A Hare Raising Ride
By Golden Balls
G-Spot was back for a few days from his travails in Papua and Java, so Velcro hosted an elegant evening soiree after a splendid trail in the hills of old Braemar so her beau could get pissed with his mates. The seasonally tiny pack took off from Velcro’s quarters and soon found themselves trudging up a hill with the unmistakeable monogram of Royal South Side trail keeping them company. Camel’s pre-marking of Thursday night’s South Side run was thus subject to a bit of “embellishment” by One Eyed Jack (his word).
After a bit of up and down, trail went along Sir Cecil’s Ride (why concrete over a perfectly good dirt trail? Madness) and then left up a bouldery stream bed, with Eunuch and Oranguwank (the hasher previously known as Inflatadate) making all the running. At a flattish part at the top of the hill yet more foreign trail marks were found, this time Little Sai Wan, but of course nobody embellished their trail. We wouldn’t do a thing like that to our Wednesday night hashing associates.
Great views of the Hong Kong city lights popped up from time to time as a mazy trail took us up, down, up and around to the Rambo-wimp split. Now G-Spot had explained that the wimps was actually longer than the rambos, but the rambos had another hill and some shaggy to negotiate. Having got away from One Eyed Jack on the prior descent I did the dirty on him and peeled off on the rambos without calling trail. Sho nuff he missed the split. It’s touching moments such as these that make hashing such a joy.
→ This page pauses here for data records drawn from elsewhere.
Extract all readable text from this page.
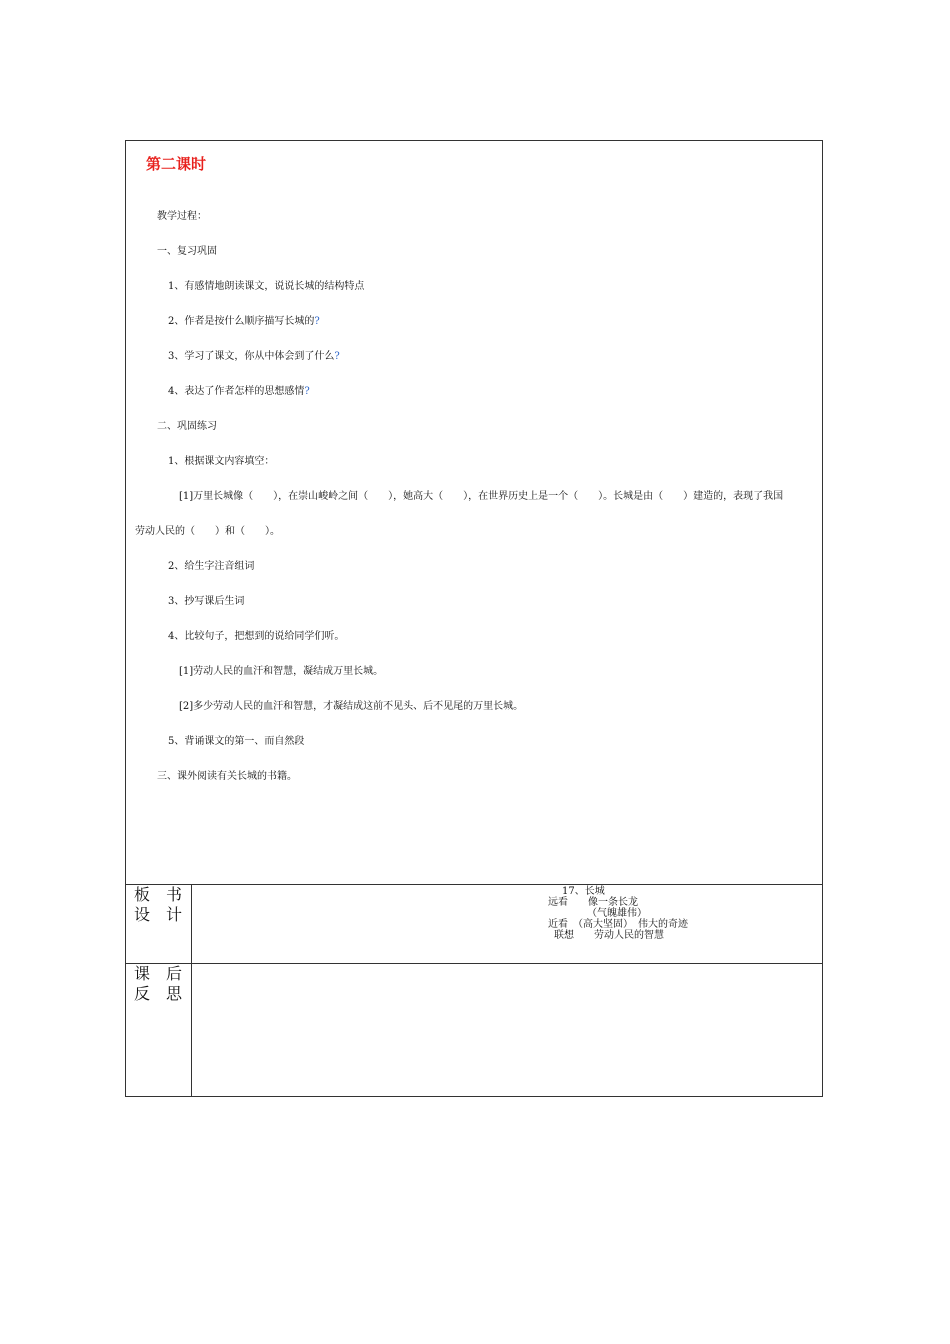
第二课时
教学过程：
一、复习巩固
1、有感情地朗读课文，说说长城的结构特点
2、作者是按什么顺序描写长城的?
3、学习了课文，你从中体会到了什么?
4、表达了作者怎样的思想感情?
二、巩固练习
1、根据课文内容填空：
[1]万里长城像（　　），在崇山峻岭之间（　　），她高大（　　），在世界历史上是一个（　　）。长城是由（　　）建造的，表现了我国
劳动人民的（　　）和（　　）。
2、给生字注音组词
3、抄写课后生词
4、比较句子，把想到的说给同学们听。
[1]劳动人民的血汗和智慧，凝结成万里长城。
[2]多少劳动人民的血汗和智慧，才凝结成这前不见头、后不见尾的万里长城。
5、背诵课文的第一、而自然段
三、课外阅读有关长城的书籍。
板　书
设　计
17、长城
远看　　像一条长龙
（气魄雄伟）
近看　（高大坚固）　伟大的奇迹
联想　　劳动人民的智慧
课　后
反　思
In the shiggy I caught Liberace, who wasn’t very well, and was caught by Catch Of The Day, who had been moronically running back and forth along Sir Cecil’s Ride after missing the turn to the stream bed because “nobody called”. Another touching incident.
Back at the flat Oranguwank, who used to live in the neighbourhood and knew the trails well, said the final descent was new to him, so well done hare for finding virgin trail in the hashed-out byways of Braemar Hill. Then all sorts of fantastic nosh appeared – as well as the walkers Screw, Screwless and Din Din – and justice was done to Christmas Eve. Then it was time for the after-party as seven of us crammed into Eunuch’s jalopy for a madcap, literally hair-raising ride back to the Northern New Territories homelands.